For consistency, prices monitored are for the same brands (starting with the cheapest in June 2007) at roughly the same time in the same supermarket each month. The store, being a leading chain in an urban area, can be assumed to feature prices lower than most townships or rural areas.

Over the eight-month monitoring period, the price of milk increased by a hefty 39.5 per cent, from R4.65 per litre to R6.49, having reached a peak price of R6.99 in November. But the largest increase recorded over the past month and over the eight month period, is for that essential: cooking oil. Back in June, a 750 ml bottle of oil cost R7.49, while two litres cost R17.99. This month, the prices were, respectively, R10.75 and R26.75, making for percentage rises of over the whole period of 43 per cent and 48.7 per cent.

Whole chicken, which increased in price in the run-up to Christmas, is now cheaper per kilo by 6.7 per cent, while a 2.5kg bag of the staple, mealie meal, is up by 15 per cent over the past month. It is now proportionately cheaper to buy the 1kg bag,, which has retained its R4.45 price tag.
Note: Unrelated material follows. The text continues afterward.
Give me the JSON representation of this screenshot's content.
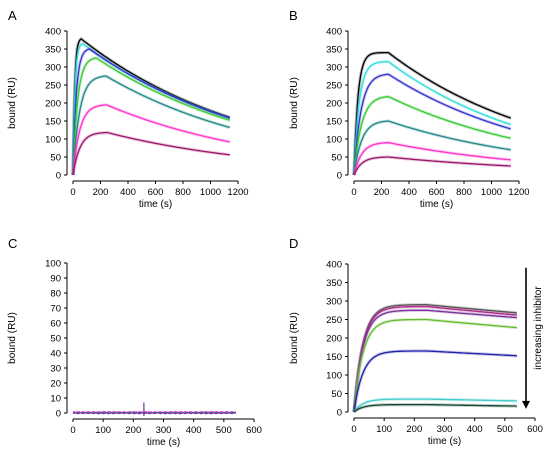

The price of a block of margarine, which increased over the past month by 9.4 per cent, to R5.35, still shows a 33 per cent decline from the R7.99 charged in June last year.

What this means overall, is that basic food prices have risen by 4.5 per cent over December and by more than 18 per cent in the past eight months. This amounts to a significant reduction in the standard of living for most of the working population and not only what the unions call the working poor, the lowest paid employees.

This fact, coupled with the impression that bread and milk prices declined following fairly widespread protests is likely to encourage the planned mass mobilisation campaigns. However, many of the prices are subject to pressures beyond the desire for greater profits.

The oil price and the consequent increase in the cost of liquid fuels and, therefore, transport, is a major factor. What this should do, is also increase the demand already made by Cosatu, for the nationalisation of Sasol.

When this fuel-from-coal entity was in public hands and the oil price was around $10 a barrel, Sasol, producing at perhaps $30 a barrel equivalent, was heavily subsidised by the same taxpayer constituency who are now paying most heavily for fuel price hikes. Only when Sasol became profitable in 1979 was it privatised.

Now, with more efficient technology Sasol — it produces roughly 40 per cent of the country’s liquid fuel requirements — probably makes fuel at an oil cost equivalent of R26 a barrel, making it hugely profitable. The argument that such benefit should accrue to the public at large and not to private shareholders is a strong one and seems certain to be made.

It appears to make more sense than mobilising simply to demand price reductions in the face of global market realities.